The roots of such social familialism are deep in our history, running down to the Harvester judgment of 1907, and there was only one brief chance, post World War II, to convert to a more European social democracy, and we didn’t make it. Now most Australians look out over a social landscape in which the long journey of self and family life must be managed as an individual.
That is a tough terrain on which to try the “taxes buy civilisation” argument, especially when people can see corporations paying no taxes at all. It’s to the difficult task of taxing corporations better that progressives should look. That’s not going to break Labor’s promise of “no new taxes” — call ’em levies — and corporations have no friends. The task of clawing back money from corporations as they siphon it out of everyday life will be the major challenge of the near future.

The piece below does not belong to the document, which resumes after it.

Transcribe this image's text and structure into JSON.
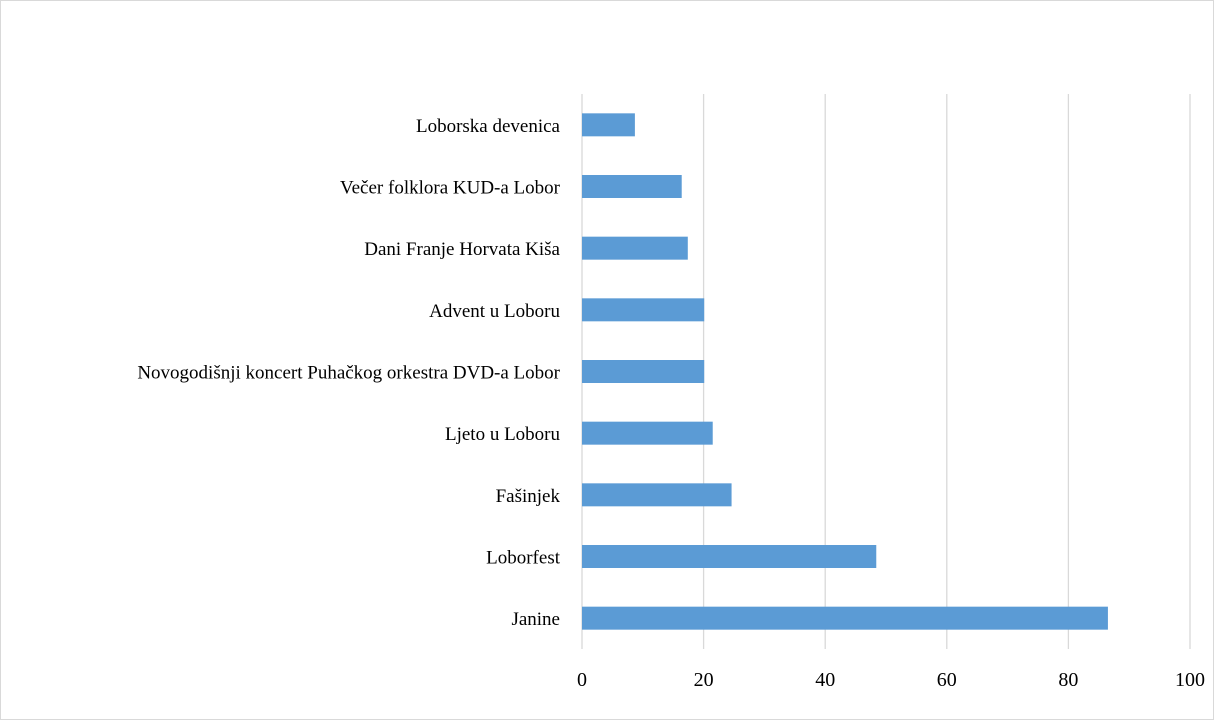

Let’s face it — Labor would be politically mad to go back on the cuts. It would get the Coalition back into the game in an instant. At the moment, it can languish indefinitely. Labor has its eyes on the prize now: a decade in power, with the foundations laid in the first 18 months of this government. Steady, unhurried, thoughtful, modest policymaking and implementation, aimed squarely at the asset-owning working and middle classes, and resisting calls to extend much more than basic consideration to welfare recipients, refugees, First Nations peoples, or special cultural/identity groups.
It will aim to show capital that it can integrate the competing sectors, together with labour and environmental demands, to create a smooth and dependable framework for accumulation. It will show the labour movement it can deliver steady improvements, without for a moment offering to change the system that locks workers and unions out of actual self-representation. It is essentially turning itself into a conservative government.

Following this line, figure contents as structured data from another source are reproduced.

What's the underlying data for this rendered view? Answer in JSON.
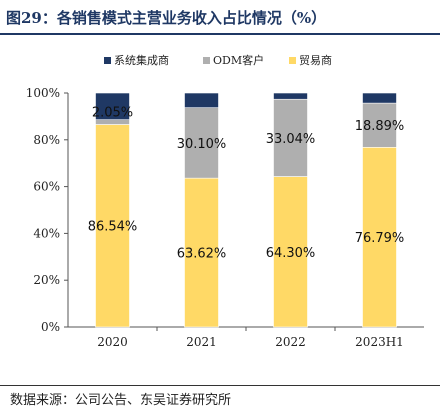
{
  "header": {
    "title": "图29：各销售模式主营业务收入占比情况（%）"
  },
  "footer": {
    "source": "数据来源：公司公告、东吴证券研究所"
  },
  "chart_data": {
    "type": "bar",
    "stacked": true,
    "categories": [
      "2020",
      "2021",
      "2022",
      "2023H1"
    ],
    "series": [
      {
        "name": "贸易商",
        "color": "#ffd966",
        "values": [
          86.54,
          63.62,
          64.3,
          76.79
        ],
        "labels": [
          "86.54%",
          "63.62%",
          "64.30%",
          "76.79%"
        ]
      },
      {
        "name": "ODM客户",
        "color": "#afafaf",
        "values": [
          2.05,
          30.1,
          33.04,
          18.89
        ],
        "labels": [
          "2.05%",
          "30.10%",
          "33.04%",
          "18.89%"
        ]
      },
      {
        "name": "系统集成商",
        "color": "#1f3864",
        "values": [
          11.41,
          6.28,
          2.66,
          4.32
        ],
        "labels": []
      }
    ],
    "legend_order": [
      "系统集成商",
      "ODM客户",
      "贸易商"
    ],
    "legend_position": "top",
    "ylim": [
      0,
      100
    ],
    "yticks": [
      "0%",
      "20%",
      "40%",
      "60%",
      "80%",
      "100%"
    ],
    "grid": false
  }
}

The “Menzies spirit” that the freak show on the right goes on about, waving the “forgotten people” speech like some tract? That will be with Labor, and personified by Albanese. Albo waving from the balcony at a Gang of Youths concert is like Our Sir Robert waving his sun hat for the cameras from the members stand during the Fourth Test. It shows a man at home in his own skin among his own people in his own time. The right will respond by trying to get Peta Credlin elected.

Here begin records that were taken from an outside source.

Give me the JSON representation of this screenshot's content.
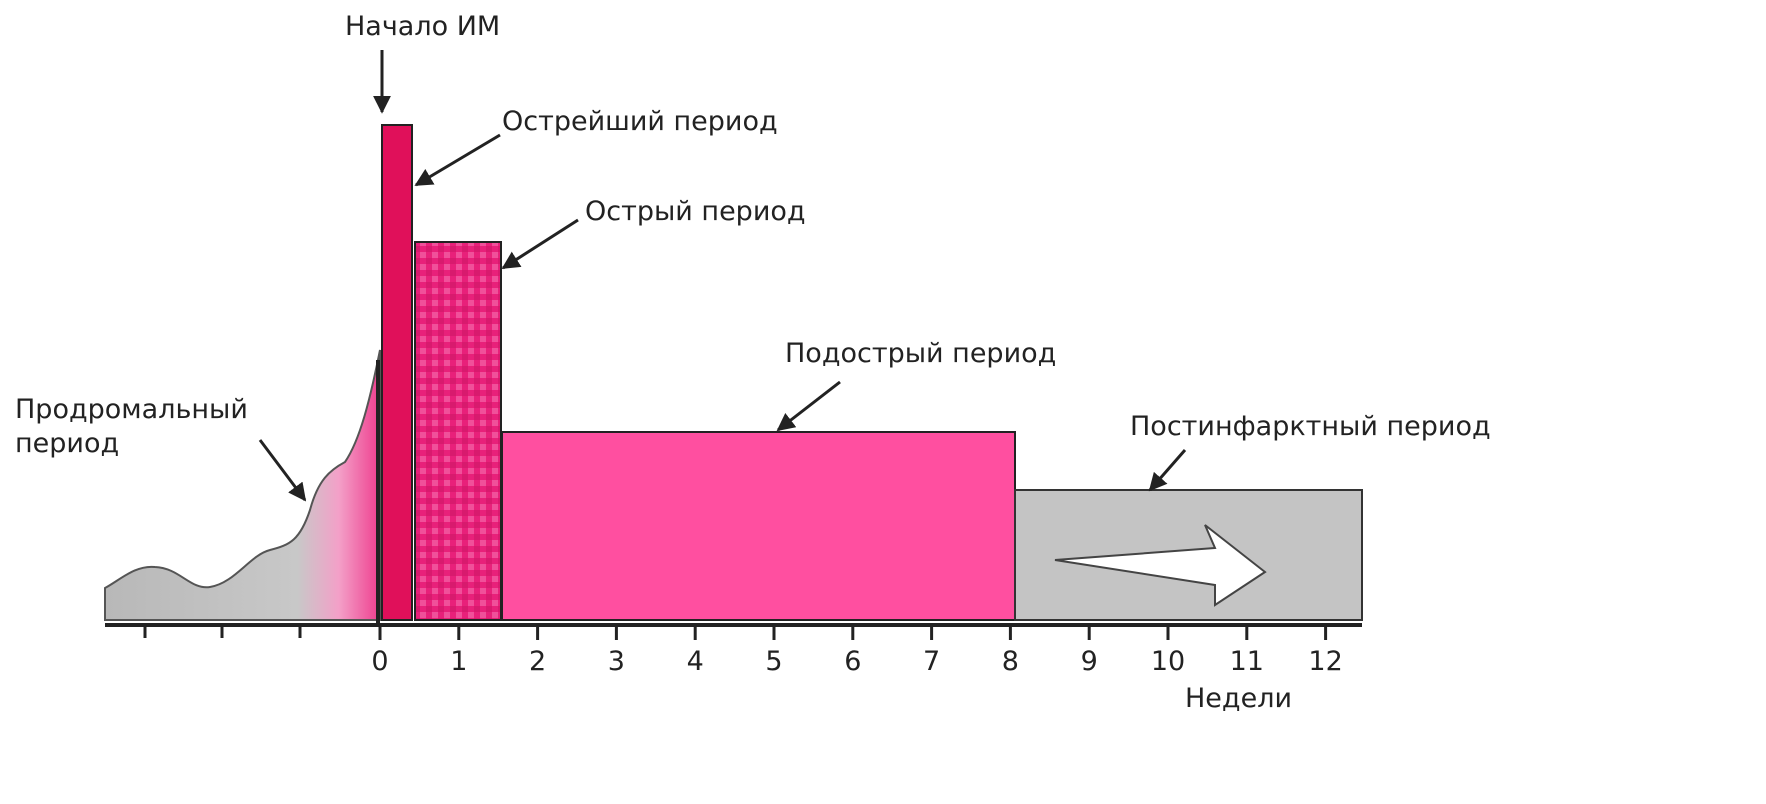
{
  "labels": {
    "onset": "Начало ИМ",
    "most_acute": "Острейший период",
    "acute": "Острый период",
    "subacute": "Подострый период",
    "prodromal": [
      "Продромальный",
      "период"
    ],
    "postinfarction": "Постинфарктный период"
  },
  "x_axis": {
    "ticks": [
      0,
      1,
      2,
      3,
      4,
      5,
      6,
      7,
      8,
      9,
      10,
      11,
      12
    ],
    "label": "Недели"
  }
}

But this political-cultural centrality was only won by breaking decisively with cultural progressivism. The long Labor-progressive alliance? That’s gone now, done. Labor will land squarely where the general public is, and that’s sometimes basically, and in a very limited way, progressive — the Voice, same-sex marriage — and sometimes not.
Those who want to get a progressive agenda up, or merely visible, have relatively few options capable of breaking through. Join the Greens, or a party further left, start a minimal program populist party — the Low Income People’s Party, or the Party of the Poor — and try to draw in a wider movement. Or join Labor and begin the long insurgency to reset its policies. You first.
People will need to kick the sort of illusions that have propelled this somewhat plaintive go on the stage three tax cuts. Some believe the government is using the pressure build-up to look as if its hand is forced before cancelling the cuts. I will be truly astounded if that happens and will admit my error. Still, I think Labor’s honeymoon is not over (desperate hope of the press gallery), but progressives’ is. Time to brush off the confetti and commit to the long disappointment. From now on, the only banging on offer will be the freezing of the pipes in winter.